Although employees are generally required to cooperate in investigations under respectful workplace policies, they cannot be compelled to disclose information against their will. Employers should not threaten disciplinary measures for refusing to cooperate. After all, the employee has not committed misconduct and has likely been subjected to harassment. Penalizing them in such circumstances would be inappropriate. That said, in exceptional circumstances, where the employer’s business interests or a third party’s interests are at play, an employee could be asked to participate in the workplace investigation or risk receiving a disciplinary measure.[2]

Although a written complaint is not required to trigger an employer’s duty to investigate, a complaint will usually lead to an investigation. This raises the question: Can an employee who was not involved in the incident file a complaint on behalf of someone else? If so, the complaint would serve to inform the employer of the incident.
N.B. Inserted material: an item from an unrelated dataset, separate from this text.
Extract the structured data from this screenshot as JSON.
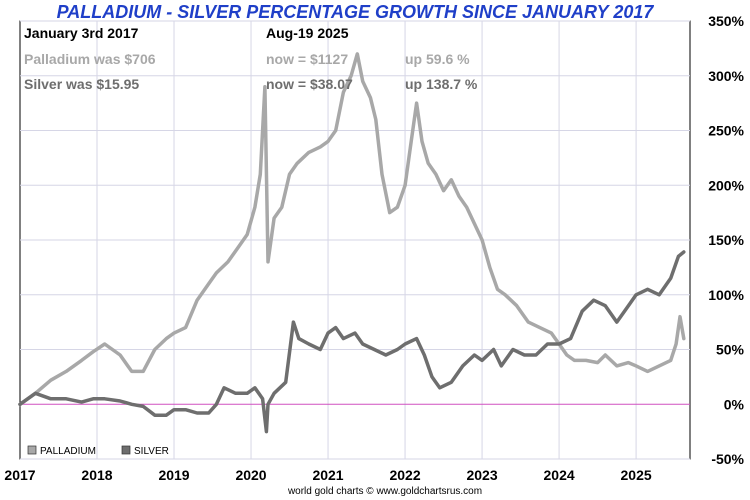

Unless legislation explicitly allows third-party complaints, we are of the view that a complaint submitted by someone other than the person affected should not automatically trigger an investigation. Upon receiving such a complaint, the employer should determine whether the information it contains falls under the Respectful Workplace policy and, if appropriate, speak with the person believed to have been subjected to harassment. From there, the steps would follow the process described above.

Automatically launching an investigation based on a third-party complaint would give employees significant power to activate an employer’s respectful workplace policy at will, potentially using it as a weapon to target colleagues whose behaviour they disapprove of.

In harassment matters, while the absence of a written complaint may complicate the employer’s response, it does not eliminate the legal duty to investigate when the employer is aware of an incident. Employers must carefully assess each situation and strike a balance between meeting their legal obligations, managing their resources, and respecting the respondent’s rights.

Translated from the original French version.


Contact us at: info@montanahr.com

© Montana Consulting Group

Please note the information provided in this blog post is for general informational purposes only and every situation should be evaluated on a case-by-case basis.


[1]      2024 ONSC 1900 (CanLII) at paragraphs 14 and 21.

[2]      See, for example, City of Vancouver Fire and Rescue Services v Vancouver Firefighters’ Union, Local 18, 2022 CanLII 91094 (BC LA) at paragraph 59, quoting Tober Enterprises Ltd. and United Food and Commercial Workers International Union, Local 1518 (1990), 7 C.L.R.B.R. (2d) 148 (BCIRC): “On the other hand, where an employee deliberately attempts to deceive his employer by a false or misleading explanation, the employee’s conduct is clearly blameworthy and threatens the basis of the employment relationship. The employee’s behaviour is equally blameworthy where he knowingly allows his silence to damage the legitimate business interest of the employer. Absent these kind of circumstances, however, an employee’s decision to remain silent when accused of wrongful conduct by his employer does not form a proper basis for the imposition of discipline.”